En réponse à notre époque de mensonge et d’artificiel, le poète Hafid Saïdi délie une poésie fluide et sincère, claire et entière, évidente et émouvante.
En réponse à notre époque de désengagement, soucieuse seulement du superficiel, d’une émotion ponctuelle ouvrée d’abrutissements, à l’apanage du stéréotype, la poésie d’Hafid Saïdi s’en démarque par une révolte en vers libres et en rimes cristallines, assoiffée d’introspection et de vérité (pour ne pas oublier /Les sinistres époques /Ou les verbes se conjuguaient /Au temps de l’inquisition / J’écris dans le miroir de chaque couleur.)
Poésie dévolue à la tolérance, à la générosité et à une envie de vivre autrement qu’en l’état d’une simple brique dans un mur au format de la “bien-pensance” (ce soir / La lune est derrière les barbelés / Le monde devient étrange / C’est un poète qu’on assassine.).
Hafid Saïdi, au-delà de nous régaler coeur, âme et neurones, au-delà de bonifier mots et verbes choisis minutieusement pour flatter la sensibilité de sa plume, il nous amène à un certaine spiritualité suggérée par la subtilité d’images, de sensations, d’atmosphères (Pour toi /Un poème / Sur une page de sable / Et / des paroles / En algues / pour faire danser les lettres / dans le profond / Des mille silences.). Le tout puise dans une source évidente d’un profond amour pour l’autre malgré les disillusions de l’expérience, d’un continuel émerveillement face au miracle de vivre sur terre (la porte s’ouvre / Dans le temps / Qui verse la sève du matin.).

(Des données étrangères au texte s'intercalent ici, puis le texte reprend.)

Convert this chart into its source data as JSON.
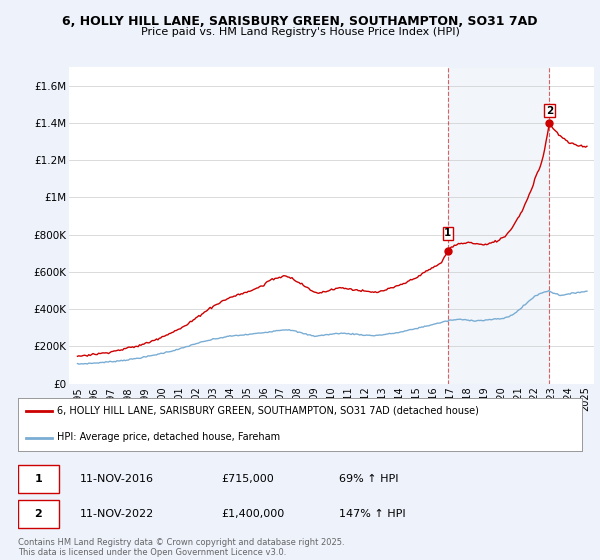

Comment être sûr de sa volonté d’aimer l’autre et de l’humaniser (Aux poèmes encerclés /Aux verbes fugitifs /Aux ruelles sans nom /Au rêve / A l’utopie)? Comment être sûr de sa volonté d’évoluer lui-même dans sa quête de devenir toujours plus humain, de toujours aspirer à la volupté de mieux s’accepter, au détour d’un engagement sans concession pour aider son prochain, qu’à la lecture et à la rencontre de sa poésie aussi cotonneuse que révoltée, aussi sensible que résistante, aussi pure qu’âpre (nous étions alors / Les enfants de la rue de l’Amérique Latine / sans craindre d’avoir / Une tache de sang sur le front.).
Lui, l’éclectique, lui, l’œcuménique, nourrit notre coeur, notre réflexion d’universalité. Poésie à la remarque ambitieuse, éprouvante pour lui s’efforce humblement de chercher à embellir l’autre d’un meilleur, d’un sentiment de fraternité. Alors, quoi de plus beau et de plus jouissif que de cueillir au creux de ses vers, le souffle profond d’un doux vent nocturne !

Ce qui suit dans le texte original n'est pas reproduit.